The Symphony at the Convention Center

Scheduling Support

Project Details

WEM, LLC provided support scheduling support to Staff Electric and its joint venture partner on both the electrical and low voltage / technology scope of work, totaling approximately 173 thousand labor hours.

(See Figures C1 & C2 for renderings of the project completion)

LOCATION:
Milwaukee, WI

SIZE:
Electrical (Divisions 26A and 27A) Scope ~ $50 million

DURATION:
2 years

Wisconsin Center: Figure C1
Wisconsin Center: Figure C2

1. Creating the APS™

Creating the trade WBS: Figure C3 shows one section of the electrical work breakdown structure, color coded to represent the two different EC’s scopes of work. The top level of the structure were areas that connected directly to the structure of the GC’s schedule, allowing the detailed work breakdown to be planned within (sequence of work) and planned for connections to the overall project sequence of time

Figure C3: WCE Project WBS
Figure C4: WCE Project Schedule
Figure C5: WCE Project Model

Connecting work, effort, time: Figure C4 shows a summary of the project schedule, reflecting the GC’s overall project plan, with the embedded work and predecessors of the EC’s. Figure C5 shows one section of the schedule where the EC tasks are broken down to match their WBS yet are interconnected to the overall flow. This is what builds the Project Model, interconnect Work, Effort, and Time. If a task slips, starts late, or finishes early, the interconnection of related work allowed the impacts to be visible immediately.

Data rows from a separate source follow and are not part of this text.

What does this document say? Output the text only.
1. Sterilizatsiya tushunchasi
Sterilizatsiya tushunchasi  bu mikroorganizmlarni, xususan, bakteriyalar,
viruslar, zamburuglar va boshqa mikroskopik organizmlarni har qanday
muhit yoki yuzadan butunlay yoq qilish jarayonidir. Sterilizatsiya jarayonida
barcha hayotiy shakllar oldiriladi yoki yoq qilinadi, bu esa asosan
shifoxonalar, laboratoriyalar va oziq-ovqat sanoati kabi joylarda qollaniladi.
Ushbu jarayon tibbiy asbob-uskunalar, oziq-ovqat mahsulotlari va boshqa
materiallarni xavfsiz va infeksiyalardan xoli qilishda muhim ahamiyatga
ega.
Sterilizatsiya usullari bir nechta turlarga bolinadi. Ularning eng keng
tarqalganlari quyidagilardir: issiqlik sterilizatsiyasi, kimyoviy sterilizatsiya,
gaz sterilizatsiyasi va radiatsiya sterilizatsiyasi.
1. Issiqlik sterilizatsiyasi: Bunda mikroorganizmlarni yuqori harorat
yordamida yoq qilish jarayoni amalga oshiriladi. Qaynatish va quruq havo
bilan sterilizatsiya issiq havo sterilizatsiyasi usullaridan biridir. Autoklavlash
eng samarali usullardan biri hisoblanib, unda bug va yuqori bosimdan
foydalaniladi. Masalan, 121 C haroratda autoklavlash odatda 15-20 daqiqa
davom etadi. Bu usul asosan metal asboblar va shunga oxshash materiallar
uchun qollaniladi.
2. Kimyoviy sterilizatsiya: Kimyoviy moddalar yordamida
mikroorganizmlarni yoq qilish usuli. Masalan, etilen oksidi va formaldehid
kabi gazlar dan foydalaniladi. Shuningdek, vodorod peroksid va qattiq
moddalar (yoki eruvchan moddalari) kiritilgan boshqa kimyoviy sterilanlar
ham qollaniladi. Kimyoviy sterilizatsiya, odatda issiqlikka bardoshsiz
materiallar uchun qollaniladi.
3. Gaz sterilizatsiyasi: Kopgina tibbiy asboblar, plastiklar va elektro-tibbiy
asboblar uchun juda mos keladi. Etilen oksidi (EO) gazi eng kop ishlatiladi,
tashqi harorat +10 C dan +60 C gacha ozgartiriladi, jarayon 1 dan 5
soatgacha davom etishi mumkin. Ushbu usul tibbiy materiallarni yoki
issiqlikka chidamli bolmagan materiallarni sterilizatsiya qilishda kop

Using 3 week look ahead for planning work and effort: Figure C6 shows how the schedule was used for the EC’s to plan their work in individual areas on a weekly basis. This is a 3 week look ahead of planned work; sometimes this planned work could be scheduled and other times not. For example, if an area showed branch rough in planned to complete in week 2 but the EC’s knew that wasn’t feasible due to waiting on some wall framing to be complete, such reasons were captured in a Schedule Impacts capture within SIS®.

Figure C6: 3 Week Lookahead
Figure C7: Manpower Loading
Flattening the Curve Through Collaboration

2. Proactive “modeling” of Work, Effort, Time

Flattening the manpower curve: having more manpower onsite than available or needed can be a productivity drain for the trade contractors due to trade stacking, compression, overtime, and can lead to risks such as exposure to safety hazards. By modeling the manpower loading based on the Work, Effort, and Time interconnections, the EC’s were able to evaluate their required manpower and identify that a peak of 8-11 thousand hours in the month of October would not be ideal or potentially infeasible. In a review between EC and GC, “gaps” of opportunity were identified by WEM, LLC reflected as areas where EC resources could be available early (either onsite or through prefab) to pull ahead a sequence of work decoupled from the sequence of time. Figure C7 shows the results in the project model, flattening peak manpower to 7,000 hours. Reduce risk in the home stretch: by managing the work, effort, and time proactively, the contractors could model what needed to be done by when to open a very large and high-profile convention center “on time”, not to mention protect precious building finishes and assure all systems could be commissioned completely and timely.

3. Data-based feedback from subs:

Tracking schedule impacts: the EC collected data on obstacles to daily scheduled work using SIS®, monitoring obstacles to “work” due to schedule-related “time” impacts. Figure C8 shows a Pareto chart of obstacles in July timeframe, when manpower was starting to ramp up onsite and meanwhile other trades were using traditional approaches to “just get the work done” without adhering to the sequence of time and work being coordinated between the EC and GC.

Figure C8: SIS® Summary
07/22/23 to 07/29/23
Figure C9: WCE Project Productivity
Figure C10: Productivity Impacts
Manpower Increases and Schedule Obstacles

Measuring productivity: to monitor and confirm that the schedule model was resulting in and maintaining stable productivity, the EC used JPAC® (application of ASTM E2691) for measuring productivity differential. Despite some “ups and downs”, the EC project team maintained productivity within +/- 5% of their expectation which is unheard of on a job this size. See Figure C9 for the job to-date productivity trend.

The overlay of manpower loading, productivity, and schedule impacts (see Figure C10) clearly shows that manpower increases lead to more obstacles and reductions in productivity. This data-driven project management using APS™ proves that the harmony of work, effort, and time needs to be managed and monitored.